In the introduction was mentioned, that recommendation engine can predict user’s preferences and so save his time. The system can do this based on what users have previously shown to be attracted to (what users like the most), what users similar to them have liked before (users are divided into multiple segments based on their preferences) or a mix between the former options. By collecting all these data, we can have information that is relevant for their interest selected.
The recommendation system becomes more accurate as the number of items rated by users increases. Also, the more precise the engine is, the more users will be encouraged to use it. As a result, is seems that building a valid system is a decisive task.
A Recommendation System is a scheme that predicts the item rating of a user and, by doing so, can choose the best option for him or her.
There are two main approaches: collaborative filtering (CF) and content-based (CB). In the former, CF, recommendation is based on ratings from users similar to the current one. In the later one, CB, recommendations are based on item descriptions the user previously rated.

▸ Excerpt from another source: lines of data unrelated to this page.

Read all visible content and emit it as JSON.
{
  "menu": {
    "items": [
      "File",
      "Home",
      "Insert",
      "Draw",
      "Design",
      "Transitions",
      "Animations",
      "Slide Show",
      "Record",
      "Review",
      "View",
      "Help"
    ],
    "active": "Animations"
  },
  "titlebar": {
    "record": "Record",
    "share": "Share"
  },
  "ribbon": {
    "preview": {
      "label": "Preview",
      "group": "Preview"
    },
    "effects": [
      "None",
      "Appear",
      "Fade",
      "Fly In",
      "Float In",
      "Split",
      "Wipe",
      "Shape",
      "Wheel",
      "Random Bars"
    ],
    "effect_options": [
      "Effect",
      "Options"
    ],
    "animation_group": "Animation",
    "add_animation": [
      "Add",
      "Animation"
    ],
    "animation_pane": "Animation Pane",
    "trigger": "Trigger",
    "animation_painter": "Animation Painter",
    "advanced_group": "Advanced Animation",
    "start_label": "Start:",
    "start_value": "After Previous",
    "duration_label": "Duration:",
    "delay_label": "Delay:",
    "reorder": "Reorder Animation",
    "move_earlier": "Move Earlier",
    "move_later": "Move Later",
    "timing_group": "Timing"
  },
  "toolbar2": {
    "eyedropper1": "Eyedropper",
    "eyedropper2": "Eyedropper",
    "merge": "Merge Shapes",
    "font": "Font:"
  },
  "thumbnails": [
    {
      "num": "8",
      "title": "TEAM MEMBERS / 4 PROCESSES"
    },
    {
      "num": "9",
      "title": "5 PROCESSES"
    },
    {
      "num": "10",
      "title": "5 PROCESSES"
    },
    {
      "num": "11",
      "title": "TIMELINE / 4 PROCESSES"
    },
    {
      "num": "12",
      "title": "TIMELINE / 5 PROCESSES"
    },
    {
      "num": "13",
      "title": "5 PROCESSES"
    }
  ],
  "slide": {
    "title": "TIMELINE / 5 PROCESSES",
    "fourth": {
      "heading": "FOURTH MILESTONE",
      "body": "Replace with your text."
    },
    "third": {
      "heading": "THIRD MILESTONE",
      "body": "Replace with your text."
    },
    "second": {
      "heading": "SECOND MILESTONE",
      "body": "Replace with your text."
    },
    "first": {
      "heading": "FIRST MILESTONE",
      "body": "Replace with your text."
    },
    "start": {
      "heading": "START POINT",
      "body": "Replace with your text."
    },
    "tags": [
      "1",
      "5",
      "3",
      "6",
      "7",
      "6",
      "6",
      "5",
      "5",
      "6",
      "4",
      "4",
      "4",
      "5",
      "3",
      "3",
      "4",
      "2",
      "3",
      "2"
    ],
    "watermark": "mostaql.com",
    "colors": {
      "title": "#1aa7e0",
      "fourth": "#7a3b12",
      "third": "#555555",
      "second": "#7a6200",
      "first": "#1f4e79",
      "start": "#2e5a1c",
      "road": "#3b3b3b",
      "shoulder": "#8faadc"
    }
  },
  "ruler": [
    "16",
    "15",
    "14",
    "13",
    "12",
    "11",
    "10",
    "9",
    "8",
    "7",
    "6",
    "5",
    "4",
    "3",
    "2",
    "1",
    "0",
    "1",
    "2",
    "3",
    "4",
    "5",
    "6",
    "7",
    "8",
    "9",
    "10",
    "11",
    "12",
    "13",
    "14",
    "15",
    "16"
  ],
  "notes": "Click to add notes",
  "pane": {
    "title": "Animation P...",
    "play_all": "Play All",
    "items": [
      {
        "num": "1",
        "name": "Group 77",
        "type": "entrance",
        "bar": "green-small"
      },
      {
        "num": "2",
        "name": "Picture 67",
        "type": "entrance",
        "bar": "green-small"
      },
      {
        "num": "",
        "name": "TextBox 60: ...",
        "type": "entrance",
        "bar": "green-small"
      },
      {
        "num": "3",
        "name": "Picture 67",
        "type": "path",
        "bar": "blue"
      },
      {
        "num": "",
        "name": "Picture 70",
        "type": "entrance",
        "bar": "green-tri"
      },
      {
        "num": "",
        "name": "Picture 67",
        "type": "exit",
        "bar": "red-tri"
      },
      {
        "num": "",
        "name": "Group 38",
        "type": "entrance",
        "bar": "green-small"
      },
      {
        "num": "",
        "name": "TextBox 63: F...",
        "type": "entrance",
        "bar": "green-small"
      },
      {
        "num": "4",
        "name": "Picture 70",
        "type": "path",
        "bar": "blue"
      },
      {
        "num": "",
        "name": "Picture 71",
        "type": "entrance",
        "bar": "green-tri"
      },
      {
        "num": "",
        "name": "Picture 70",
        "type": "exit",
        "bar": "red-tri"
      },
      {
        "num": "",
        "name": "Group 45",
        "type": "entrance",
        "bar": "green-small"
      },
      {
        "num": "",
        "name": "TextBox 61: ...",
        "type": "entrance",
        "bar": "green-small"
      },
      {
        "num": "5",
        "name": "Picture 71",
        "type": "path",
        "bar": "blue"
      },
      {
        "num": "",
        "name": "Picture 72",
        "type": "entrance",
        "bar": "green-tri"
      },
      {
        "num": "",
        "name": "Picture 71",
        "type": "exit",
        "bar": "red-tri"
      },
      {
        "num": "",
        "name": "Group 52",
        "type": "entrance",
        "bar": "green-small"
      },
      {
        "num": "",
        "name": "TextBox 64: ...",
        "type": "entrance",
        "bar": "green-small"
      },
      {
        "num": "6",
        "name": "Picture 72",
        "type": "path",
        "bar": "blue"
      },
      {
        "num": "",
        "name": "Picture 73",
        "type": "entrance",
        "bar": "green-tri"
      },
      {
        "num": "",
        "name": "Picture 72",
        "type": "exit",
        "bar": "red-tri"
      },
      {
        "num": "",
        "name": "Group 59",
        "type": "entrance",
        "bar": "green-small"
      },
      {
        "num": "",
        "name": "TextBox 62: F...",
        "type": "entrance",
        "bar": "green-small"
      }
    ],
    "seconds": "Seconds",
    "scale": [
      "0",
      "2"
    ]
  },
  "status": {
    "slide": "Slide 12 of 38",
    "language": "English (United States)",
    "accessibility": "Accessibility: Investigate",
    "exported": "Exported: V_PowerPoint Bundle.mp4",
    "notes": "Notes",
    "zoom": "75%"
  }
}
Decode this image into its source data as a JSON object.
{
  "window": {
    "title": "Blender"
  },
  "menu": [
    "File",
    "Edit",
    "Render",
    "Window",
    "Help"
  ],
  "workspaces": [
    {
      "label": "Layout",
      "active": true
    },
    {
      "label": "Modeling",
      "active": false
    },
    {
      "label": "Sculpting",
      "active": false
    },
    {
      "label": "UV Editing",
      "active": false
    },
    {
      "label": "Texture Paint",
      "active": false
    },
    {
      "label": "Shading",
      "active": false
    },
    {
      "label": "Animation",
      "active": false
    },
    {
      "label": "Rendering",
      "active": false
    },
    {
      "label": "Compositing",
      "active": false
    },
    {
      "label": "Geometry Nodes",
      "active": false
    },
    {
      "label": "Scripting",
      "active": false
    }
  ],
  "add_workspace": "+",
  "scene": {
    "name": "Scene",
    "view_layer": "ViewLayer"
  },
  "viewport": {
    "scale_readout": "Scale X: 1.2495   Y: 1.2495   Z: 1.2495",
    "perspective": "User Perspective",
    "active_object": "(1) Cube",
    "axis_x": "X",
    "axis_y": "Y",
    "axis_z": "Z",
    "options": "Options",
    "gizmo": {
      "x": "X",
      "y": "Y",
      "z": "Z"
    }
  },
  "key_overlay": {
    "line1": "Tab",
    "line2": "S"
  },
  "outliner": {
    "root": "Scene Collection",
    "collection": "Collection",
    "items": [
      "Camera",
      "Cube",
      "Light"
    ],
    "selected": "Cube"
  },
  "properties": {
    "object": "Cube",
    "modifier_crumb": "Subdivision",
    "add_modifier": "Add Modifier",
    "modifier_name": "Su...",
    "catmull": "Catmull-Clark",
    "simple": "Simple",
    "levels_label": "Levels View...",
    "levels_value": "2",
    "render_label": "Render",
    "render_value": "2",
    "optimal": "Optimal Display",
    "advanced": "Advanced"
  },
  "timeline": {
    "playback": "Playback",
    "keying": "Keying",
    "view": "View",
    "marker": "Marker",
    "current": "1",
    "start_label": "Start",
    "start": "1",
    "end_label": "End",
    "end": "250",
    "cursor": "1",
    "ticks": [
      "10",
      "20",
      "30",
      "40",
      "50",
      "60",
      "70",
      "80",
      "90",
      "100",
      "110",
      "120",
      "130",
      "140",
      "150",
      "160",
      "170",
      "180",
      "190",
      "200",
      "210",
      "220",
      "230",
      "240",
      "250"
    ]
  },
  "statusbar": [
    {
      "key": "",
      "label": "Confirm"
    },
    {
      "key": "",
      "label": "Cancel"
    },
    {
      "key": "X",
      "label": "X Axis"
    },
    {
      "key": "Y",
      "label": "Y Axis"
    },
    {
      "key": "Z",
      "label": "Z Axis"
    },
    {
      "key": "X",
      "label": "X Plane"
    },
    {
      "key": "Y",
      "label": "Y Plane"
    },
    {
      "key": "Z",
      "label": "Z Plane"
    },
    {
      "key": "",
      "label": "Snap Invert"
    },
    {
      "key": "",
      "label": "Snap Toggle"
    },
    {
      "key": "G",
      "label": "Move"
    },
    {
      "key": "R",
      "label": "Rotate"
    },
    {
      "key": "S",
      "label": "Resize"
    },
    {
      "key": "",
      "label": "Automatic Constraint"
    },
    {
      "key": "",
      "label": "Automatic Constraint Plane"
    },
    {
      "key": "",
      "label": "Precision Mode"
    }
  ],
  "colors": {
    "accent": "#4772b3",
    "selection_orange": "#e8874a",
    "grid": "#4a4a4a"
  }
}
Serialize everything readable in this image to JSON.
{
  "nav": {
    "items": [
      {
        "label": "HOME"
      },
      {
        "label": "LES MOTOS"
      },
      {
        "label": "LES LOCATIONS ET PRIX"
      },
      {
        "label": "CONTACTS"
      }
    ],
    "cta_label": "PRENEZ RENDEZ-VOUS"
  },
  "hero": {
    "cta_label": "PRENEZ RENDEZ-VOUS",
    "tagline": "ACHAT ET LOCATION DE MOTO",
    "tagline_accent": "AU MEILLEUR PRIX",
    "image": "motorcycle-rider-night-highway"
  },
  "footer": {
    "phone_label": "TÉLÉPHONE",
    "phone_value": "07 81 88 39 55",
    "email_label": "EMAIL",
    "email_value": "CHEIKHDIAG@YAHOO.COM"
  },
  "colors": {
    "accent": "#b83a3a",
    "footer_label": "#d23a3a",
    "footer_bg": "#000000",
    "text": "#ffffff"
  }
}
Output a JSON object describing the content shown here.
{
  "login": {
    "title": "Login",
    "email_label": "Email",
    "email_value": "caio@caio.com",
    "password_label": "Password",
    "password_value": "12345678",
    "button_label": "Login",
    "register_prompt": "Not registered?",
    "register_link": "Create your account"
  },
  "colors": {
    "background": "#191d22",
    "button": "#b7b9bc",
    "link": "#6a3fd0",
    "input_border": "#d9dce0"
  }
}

Both approaches have pros and cons.
CF suffers from cold start problem. It rises when a new item is released, no user has previously rated it so the system will not recommend it, or when there is a new user who has not rated any item, the system cannot compare to any other user. Also, finding a set of users likeminded is not always an easy task as the probability of having several users rating the same items is low. CB lacks in novelty and needs to save content description for each item.
But the recommendations uncovered by CF are serendipitous. However, for CB the cold start problem is solved by making new user fill a short survey.
Efforts have been made to combine both approaches in several ways in order to minimize the drawbacks. These techniques include switching between the two approaches, weighting the output of both schemes, using them in cascade, etc.
Bayesian networks become very useful when thinking about modelling our Recommendation system. A Bayesian Network is a directed acyclic graph where the nodes represent a set of random variables and the arcs depict direct dependencies between the variables. The strength of the relationship between them is quantified by conditional probability distribution associated with each node.